Soc. 1er juill. 2020, n° 18-24.180

Selon la chambre sociale de la Cour de cassation, « il résulte des articles 8 et 45 du décret n° 2016-660 du 20 mai 2016 que les dispositions de l’article R.1452-7 du Code du travail, aux termes desquelles les demandes nouvelles dérivant du même contrat de travail sont recevables même en appel, demeurent applicables aux instances introduites devant les conseils de prud’hommes antérieurement au 1er août 2016 ».

Cette date marque l’abrogation des articles R. 1452-6 et R. 1452-7 du code du travail qui énonçaient la règle de l’unicité de l’instance en matière prud’homale. Cette règle imposait aux parties au contrat de travail de formuler toutes les demandes liées à ce contrat dans le cadre d’une seule instance. Il en résultait une irrecevabilité de toute demande nouvelle se rattachant au même contrat de travail que la demande déjà jugée, peu important qu’elle n’eût pas le même objet que celles formulées lors de l’instance initiale. Les parties pouvaient cependant formuler de nouvelles demandes dérivant du contrat en cours d’instance, y compris devant le juge d’appel.

Or en l’espèce, une salariée, engagée en 2009 par une compagnie aérienne, avait saisi le conseil de prud’hommes le 25 septembre 2015. Elle s’estimait victime de faits de discrimination et de harcèlement moral et demandait, à ce titre, le paiement de dommages-intérêts pour préjudice moral. Alors qu’elle avait été licenciée le 10 octobre 2016, elle a interjeté appel le 11 mai 2017 du jugement l’ayant déboutée de toutes ses demandes et a présenté, en appel, des demandes nouvelles au titre de la rupture de son contrat de travail. Le 16 octobre 2018, la cour d’appel de Saint-Denis de la Réunion a déclaré irrecevables ces demandes, au motif, d’une part, qu’elles étaient nouvelles car elles n’avaient pas été présentées devant le premier juge ; d’autre part, que l’article R. 1452-7 avait été abrogé au 1er août 2016. Selon les juges du fond, les dispositions du décret du 20 mai 2016, instaurant des règles de procédure, étaient d’application immédiates pour les instances postérieures à son entrée en vigueur. La salariée ayant interjeté appel le 11 mai 2017, le principe d’unicité de l’instance, applicable devant le premier juge, ne l’était plus devant le second.

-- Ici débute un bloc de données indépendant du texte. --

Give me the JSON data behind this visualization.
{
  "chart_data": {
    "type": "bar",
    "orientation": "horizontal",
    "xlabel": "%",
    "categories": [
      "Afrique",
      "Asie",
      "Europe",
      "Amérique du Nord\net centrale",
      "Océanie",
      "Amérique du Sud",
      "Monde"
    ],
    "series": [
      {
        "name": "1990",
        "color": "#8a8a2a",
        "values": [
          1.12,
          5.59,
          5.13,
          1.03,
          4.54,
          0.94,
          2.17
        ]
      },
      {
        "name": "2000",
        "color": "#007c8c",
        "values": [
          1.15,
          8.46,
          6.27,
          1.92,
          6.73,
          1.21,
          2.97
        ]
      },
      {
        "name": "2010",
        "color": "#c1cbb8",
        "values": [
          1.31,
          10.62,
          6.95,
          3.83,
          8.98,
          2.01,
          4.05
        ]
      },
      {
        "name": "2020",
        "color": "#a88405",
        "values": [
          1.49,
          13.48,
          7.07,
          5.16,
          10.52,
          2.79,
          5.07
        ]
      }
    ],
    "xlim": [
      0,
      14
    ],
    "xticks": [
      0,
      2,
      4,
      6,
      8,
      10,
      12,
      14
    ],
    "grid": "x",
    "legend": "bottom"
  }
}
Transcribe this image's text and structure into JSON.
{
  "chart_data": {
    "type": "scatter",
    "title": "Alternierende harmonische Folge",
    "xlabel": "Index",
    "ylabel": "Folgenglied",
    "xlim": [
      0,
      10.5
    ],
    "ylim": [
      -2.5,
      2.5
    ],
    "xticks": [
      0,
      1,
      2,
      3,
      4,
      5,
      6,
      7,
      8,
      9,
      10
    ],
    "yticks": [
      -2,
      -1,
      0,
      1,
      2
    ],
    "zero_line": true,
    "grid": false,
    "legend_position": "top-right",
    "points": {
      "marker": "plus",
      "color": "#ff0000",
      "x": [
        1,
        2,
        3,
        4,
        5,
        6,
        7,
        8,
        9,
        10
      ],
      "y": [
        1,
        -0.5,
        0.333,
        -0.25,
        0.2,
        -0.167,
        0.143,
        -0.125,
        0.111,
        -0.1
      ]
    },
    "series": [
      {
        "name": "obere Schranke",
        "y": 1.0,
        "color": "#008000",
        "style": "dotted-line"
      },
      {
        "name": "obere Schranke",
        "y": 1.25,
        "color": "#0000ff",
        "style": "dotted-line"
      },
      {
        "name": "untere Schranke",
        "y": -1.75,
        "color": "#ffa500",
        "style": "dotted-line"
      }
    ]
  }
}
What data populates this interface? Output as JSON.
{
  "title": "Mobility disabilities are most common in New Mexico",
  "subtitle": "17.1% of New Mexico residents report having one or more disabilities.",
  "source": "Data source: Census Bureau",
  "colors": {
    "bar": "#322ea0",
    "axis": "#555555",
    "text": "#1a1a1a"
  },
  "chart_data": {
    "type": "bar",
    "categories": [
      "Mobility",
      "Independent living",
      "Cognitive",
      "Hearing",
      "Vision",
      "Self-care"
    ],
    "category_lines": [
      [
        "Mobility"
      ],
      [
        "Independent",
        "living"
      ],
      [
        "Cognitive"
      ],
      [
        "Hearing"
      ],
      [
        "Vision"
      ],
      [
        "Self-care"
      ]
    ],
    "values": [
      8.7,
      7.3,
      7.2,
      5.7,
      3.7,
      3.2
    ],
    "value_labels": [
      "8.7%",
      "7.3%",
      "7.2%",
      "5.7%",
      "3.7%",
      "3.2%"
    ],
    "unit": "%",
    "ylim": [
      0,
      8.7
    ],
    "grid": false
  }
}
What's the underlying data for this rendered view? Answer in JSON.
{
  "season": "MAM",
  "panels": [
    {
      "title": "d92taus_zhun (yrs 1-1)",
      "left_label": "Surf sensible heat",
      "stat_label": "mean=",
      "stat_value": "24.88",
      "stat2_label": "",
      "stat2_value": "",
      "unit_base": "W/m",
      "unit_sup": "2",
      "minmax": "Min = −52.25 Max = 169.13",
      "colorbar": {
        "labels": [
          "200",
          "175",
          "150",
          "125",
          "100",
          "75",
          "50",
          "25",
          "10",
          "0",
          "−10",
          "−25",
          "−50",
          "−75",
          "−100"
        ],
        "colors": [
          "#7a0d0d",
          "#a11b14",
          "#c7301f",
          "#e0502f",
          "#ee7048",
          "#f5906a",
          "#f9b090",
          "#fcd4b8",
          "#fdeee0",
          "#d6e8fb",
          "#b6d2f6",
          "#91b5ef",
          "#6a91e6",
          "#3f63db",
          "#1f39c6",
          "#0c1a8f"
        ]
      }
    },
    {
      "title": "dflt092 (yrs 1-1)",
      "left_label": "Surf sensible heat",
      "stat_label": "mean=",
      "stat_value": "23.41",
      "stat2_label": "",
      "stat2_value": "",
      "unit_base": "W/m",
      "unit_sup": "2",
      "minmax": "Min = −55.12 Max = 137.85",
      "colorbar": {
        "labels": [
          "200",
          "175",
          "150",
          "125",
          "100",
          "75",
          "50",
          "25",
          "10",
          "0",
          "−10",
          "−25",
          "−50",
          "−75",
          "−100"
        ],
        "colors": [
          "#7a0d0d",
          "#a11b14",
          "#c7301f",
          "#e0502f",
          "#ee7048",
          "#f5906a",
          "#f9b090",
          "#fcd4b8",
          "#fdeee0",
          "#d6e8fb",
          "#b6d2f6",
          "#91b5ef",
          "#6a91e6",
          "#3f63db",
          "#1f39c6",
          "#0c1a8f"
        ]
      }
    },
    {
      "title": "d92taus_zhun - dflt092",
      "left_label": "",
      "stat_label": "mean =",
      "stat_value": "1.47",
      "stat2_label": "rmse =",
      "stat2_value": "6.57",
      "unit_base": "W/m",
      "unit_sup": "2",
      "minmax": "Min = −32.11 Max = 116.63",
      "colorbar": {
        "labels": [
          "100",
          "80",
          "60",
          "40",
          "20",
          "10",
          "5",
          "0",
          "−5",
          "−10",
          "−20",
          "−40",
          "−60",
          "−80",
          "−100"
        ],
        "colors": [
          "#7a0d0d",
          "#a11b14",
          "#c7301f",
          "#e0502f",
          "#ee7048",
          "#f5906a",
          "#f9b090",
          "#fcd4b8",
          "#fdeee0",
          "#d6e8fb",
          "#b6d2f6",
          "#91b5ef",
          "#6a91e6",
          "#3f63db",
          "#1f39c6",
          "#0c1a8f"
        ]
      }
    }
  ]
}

Devant la Cour de cassation, la salariée affirmait que l’instance ayant été introduite en 2015, avant l’entrée en vigueur du décret de 2016, la règle de l’unicité de l’instance devait s’appliquer jusqu’à ce qu’une décision irrévocable soit rendue sur le fond, y compris devant la cour d’appel saisie après le 1er août 2016. Sensible à cette argumentation, la haute juridiction casse l’arrêt d’appel.